You might notice another method I added: do while. As I was typing this up, I figured I try it out, and it turns out it is more efficient than the while loop. This makes sense thinking about it: the while loop requires an initial check to see if i == 0, versus the do-while which just checks at the end, where it branches off anyways. It is implemented as follows:

void doLoopDoWhile(char *text, uint8_t n){
    do{
        doSomething();
    }while(--n);
}

I will post an ARM comparison soon (need to document the generated assembly)

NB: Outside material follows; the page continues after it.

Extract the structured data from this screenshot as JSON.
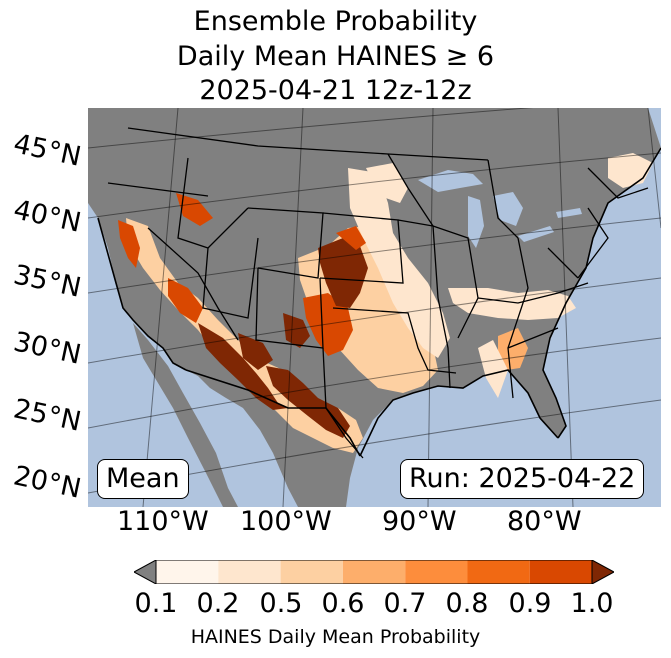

If your function used the incrementing variable i, this method is not that applicable. With that said, if all you are using i for is to step through an array (for example to print text), a better way of doing so can be found in the section below

Stepping through arrays inside function

Let’s say you have an array, like a string, to increment in a function (this can also apply outside of a function, but not as common). Let’s say the function is as follows:

void doLoop(char *text, uint8_t n){
    for(int i=0;i<n;i++){
        print(text[i]);
    }
}

Instead of getting the value of the array at offset i, I prefer think of the array passed as a pointer, which is what it really is.

So I would get the value of the current pointer location through the * operator, then increment the pointer itself.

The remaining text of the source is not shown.